Três momentos para o Oscar

Ismael Teixeira

O relógio passa o passageiro corre abre o chuveiro chora morrendo de rir. Bom dia. Bom dia. Liga abre a revista volta bebe o café aposta no time que vai cair. Um momento. Telefone. Bom dia. Bom dia. Levanta senta escreve a pauta da notícia que não é mais notícia de uma notícia que ouviu dizer de alguém. E olhando um quadro abstrato pensa sonha canta lembra outro alguém que pensa também existir. Um momento. Almoço. Fuma traga cospe a fumaça do cigarro objeto de consumo diário que pára o tempo para parar para pensar. Pensa não pensa porque lembra de uma reunião que passa do outro lado da sala e precisa entrar. Entra pára para discutir um tema problema de outros problemas de problemas outros quando se aborrece de um problema que desconhece e desce pelas ruas sem saber onde deixou o carro estacionado ao lado onde sempre deixa o carro. Um momento. Come deita dorme. O relógio passa o passageiro corre abre o chuveiro chora morrendo de rir. Bom dia. Bom dia. Escreve olha o texto antes de começar outro texto e conta três momentos perfeitos no emaranhado de muitos verbos. Sorri olha pensa sorri olha pensa coloca o título Três momentos para o Oscar. Consegui.
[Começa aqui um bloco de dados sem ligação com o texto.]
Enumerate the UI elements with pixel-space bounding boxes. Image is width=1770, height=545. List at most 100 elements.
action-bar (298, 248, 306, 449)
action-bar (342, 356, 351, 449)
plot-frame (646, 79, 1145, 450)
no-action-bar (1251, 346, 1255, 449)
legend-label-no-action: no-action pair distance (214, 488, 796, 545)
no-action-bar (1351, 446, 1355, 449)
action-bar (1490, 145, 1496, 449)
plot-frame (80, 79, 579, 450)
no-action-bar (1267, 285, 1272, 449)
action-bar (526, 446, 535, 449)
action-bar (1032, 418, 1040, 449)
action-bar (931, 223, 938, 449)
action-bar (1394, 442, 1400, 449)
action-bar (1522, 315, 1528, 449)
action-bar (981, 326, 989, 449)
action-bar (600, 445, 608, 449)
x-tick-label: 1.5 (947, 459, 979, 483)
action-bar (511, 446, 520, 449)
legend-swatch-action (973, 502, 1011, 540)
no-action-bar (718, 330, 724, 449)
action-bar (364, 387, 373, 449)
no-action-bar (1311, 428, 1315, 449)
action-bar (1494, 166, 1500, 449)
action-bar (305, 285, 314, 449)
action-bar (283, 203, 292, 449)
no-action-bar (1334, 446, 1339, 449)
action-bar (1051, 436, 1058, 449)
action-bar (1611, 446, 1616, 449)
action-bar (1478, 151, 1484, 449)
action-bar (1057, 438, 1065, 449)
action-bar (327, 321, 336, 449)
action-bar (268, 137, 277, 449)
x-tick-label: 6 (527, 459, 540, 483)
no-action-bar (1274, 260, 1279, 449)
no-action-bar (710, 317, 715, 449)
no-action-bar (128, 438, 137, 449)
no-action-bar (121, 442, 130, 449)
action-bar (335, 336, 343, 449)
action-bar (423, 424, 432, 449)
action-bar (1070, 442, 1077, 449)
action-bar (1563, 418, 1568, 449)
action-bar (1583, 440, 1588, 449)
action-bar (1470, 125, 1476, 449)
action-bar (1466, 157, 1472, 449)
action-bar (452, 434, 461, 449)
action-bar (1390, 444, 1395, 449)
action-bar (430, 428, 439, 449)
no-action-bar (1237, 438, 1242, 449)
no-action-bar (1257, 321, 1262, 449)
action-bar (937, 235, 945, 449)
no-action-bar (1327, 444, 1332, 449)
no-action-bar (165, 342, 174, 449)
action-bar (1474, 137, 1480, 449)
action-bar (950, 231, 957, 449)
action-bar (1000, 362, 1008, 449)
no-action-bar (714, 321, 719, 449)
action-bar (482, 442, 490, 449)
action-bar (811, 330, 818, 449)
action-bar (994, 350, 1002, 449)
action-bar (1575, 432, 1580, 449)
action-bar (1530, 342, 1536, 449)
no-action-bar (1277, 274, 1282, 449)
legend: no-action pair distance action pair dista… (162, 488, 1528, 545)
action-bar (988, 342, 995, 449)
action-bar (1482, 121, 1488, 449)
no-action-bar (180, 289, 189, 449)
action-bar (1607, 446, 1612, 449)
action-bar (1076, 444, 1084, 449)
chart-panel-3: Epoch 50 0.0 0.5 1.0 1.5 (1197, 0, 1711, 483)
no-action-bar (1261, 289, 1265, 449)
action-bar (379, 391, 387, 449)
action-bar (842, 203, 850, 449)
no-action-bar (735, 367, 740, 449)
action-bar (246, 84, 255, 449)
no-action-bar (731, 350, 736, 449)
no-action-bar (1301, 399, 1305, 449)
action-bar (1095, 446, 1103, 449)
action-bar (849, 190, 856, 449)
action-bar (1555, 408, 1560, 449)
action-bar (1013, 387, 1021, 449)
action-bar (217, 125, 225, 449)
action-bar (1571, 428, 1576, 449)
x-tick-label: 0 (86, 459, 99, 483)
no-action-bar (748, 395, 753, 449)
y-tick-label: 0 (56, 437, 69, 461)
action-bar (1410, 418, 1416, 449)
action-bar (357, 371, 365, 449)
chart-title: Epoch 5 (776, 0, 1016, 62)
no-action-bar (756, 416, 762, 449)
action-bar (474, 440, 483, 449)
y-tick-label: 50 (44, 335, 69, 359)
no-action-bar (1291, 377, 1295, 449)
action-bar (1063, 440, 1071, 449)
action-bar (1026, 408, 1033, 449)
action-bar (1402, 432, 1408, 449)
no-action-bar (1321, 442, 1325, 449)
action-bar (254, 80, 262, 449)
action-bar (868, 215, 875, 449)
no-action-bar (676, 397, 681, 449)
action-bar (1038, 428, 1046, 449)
terça-feira, 3 de julho de 2007

Uma aliança

Soul Sócrates

Fazia calor em Salvador. Mas, não era dia. Em pé, Antônio Conceição aguardava o buzú na entrada da ladeira do Cabula. Distraído com a mão direita no bolso, tomou um susto consigo mesmo ao lembrar do pão que tinha que comprar.
- Puta que pariu!
Encostada na janela do ônibus, Lurdes Maria olhava cambaleante para a rua. O carro parou. Ia para a Mata Escura. Antônio morava lá. Agarrou-se a porta do transporte e segurou com força. Lurdes se espantou.
- Esses malucos! Ficam fazendo bagunça!
Antônio ignorou. O motorista não queria seguir a viagem enquanto ele não saltasse. Ele batia na lateral do carro com um olhar fixo no retrovisor que refletia a imagem do motorista.
- Arrasta!
Pessoas espremidas gritavam contra e a favor de Antônio.
- Segue essa porra!
- Desce vagabundo!
Lurdes fitava o rosto de Antônio. Até que se ateve a mão esquerda dele. Havia uma aliança.
- Leva motor! É pai de família!
Horas depois todos comiam pelo menos um pão.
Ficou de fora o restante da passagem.